The quick conviction on Monday in a political court of Dr. Saad El-Din Ibrahim and 27 associates is a serious blow against Egypt’s burgeoning pro-democracy movement. It also raises serious questions about continued U.S. military and economic aid to the increasingly authoritarian regime of Hosni Mubarak.

Dr. Ibrahim and his colleagues served with the Ibn Khaldun Center for Developmental Studies, a think tank dedicated to the promotion of civil society in Egypt and throughout the Arab world. Last year, the Egyptian government shut down this internationally renowned center, known for its study of applied social sciences in Egypt and the Arab world. Its monthly publication, Civil Society, has been an important source of information and analysis for scholars across the globe.

The Center had also engaged in monitoring elections and workshops in civic education. Such activities resulted in the stunning seven-year sentence for Dr. Ibrahim.

The closure of the center and the jailing of its staff is clearly intended to deter other academics from pursuing research and related activities. The result can only harm the free exchange of ideas crucial to advancing political pluralism in Egypt and other Arab countries.

The convictions are the latest in a series of repressive government measures against Egyptian scholars, democrats, feminists, and human rights activists.

Egypt is the second largest recipient of U.S. economic and military assistance. As long as the Mubarak regime knows that U.S. aid will flow regardless of its violations of internationally recognized human rights, there is little incentive to change its patterns of abuse.

The nearly two billion dollars in military and economic aid designed to prop up the Mubarak regime has also been rationalized as needed to “support the Camp David Accords.” This largesse of U.S. taxpayer dollars was originally designed as a one-time implementation of the 1978 peace agreement between Egypt and Israel. Since most peace agreements have led to demilitarization, not increased arms shipments, the largely military nature of the aid package was controversial even then.

However, Democratic and Republican administrations alike, as well as both parties in Congress, have continued pouring this military and economic assistance into the corrupt and autocratic Egyptian government annually for each of the twenty-three subsequent years. Concerns by pro-democracy groups in Egypt and human rights groups in the United States that such aid was only making further repression possible has been rejected by Washington, with the Orwellian response that such aid “supports peace in the Middle East.”

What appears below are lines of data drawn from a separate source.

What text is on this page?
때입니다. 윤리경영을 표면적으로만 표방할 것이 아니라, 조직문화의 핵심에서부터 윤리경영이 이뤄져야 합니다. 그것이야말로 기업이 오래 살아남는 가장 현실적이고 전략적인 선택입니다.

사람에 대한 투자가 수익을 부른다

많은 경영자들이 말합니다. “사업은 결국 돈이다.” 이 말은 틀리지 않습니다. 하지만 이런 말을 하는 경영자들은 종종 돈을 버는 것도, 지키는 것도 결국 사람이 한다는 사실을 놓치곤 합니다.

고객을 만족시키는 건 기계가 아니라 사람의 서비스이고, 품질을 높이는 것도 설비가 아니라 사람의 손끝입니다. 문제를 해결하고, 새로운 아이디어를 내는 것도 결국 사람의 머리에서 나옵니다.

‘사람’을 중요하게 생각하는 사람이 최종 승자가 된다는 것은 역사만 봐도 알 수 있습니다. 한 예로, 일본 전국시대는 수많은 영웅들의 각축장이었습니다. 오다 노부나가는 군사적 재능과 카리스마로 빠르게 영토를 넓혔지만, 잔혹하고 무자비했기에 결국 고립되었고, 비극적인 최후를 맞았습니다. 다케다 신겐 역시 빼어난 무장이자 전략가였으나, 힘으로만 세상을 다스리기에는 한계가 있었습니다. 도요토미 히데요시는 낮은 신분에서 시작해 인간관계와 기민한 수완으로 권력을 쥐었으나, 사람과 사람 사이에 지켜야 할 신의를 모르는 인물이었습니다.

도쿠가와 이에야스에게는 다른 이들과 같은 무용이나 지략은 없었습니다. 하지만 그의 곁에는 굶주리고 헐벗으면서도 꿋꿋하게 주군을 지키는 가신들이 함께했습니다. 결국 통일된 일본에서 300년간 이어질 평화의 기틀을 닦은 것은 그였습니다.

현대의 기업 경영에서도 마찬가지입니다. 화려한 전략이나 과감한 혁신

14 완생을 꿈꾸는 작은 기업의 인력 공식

There is a kind of pseudo-sensitivity among policymakers in Washington that argues that human rights concerns are not important in Arab societies. Yet the international human rights violations covenants routinely violated by the Egyptian regime and other Middle Eastern governments are based on the Universal Declaration of Human Rights, deemed universal because they do reflect an international consensus.

The fact is that Arabs and Muslims do not like being detained, denied due process, tortured, and murdered for their political beliefs by repressive governments any more than do Western Christians. To imply otherwise is simply racist.

Indeed, when Egypt signed the International Covenant on Civil and Political Rights in 1982, the government became legally bound to uphold its principles.

The growing popular anti-American sentiment in Egypt, the largest and most important country in the Arab world, stems not so much from U.S. support of Israel as it does U.S. support for Mubarak’s dictatorial rule. As with support for the Shah of Iran, the U.S. may find itself faced with a successor regime embittered by the longstanding U.S. support of the ousted dictator.

The Bush administration should suspend all military and government-to-government economic assistance to the Mubarak regime until it ends its human rights abuses and allows for free and competitive elections. The United States cannot hope to promote democracy around the world as long as its supports repressive rule in Egypt or anywhere else.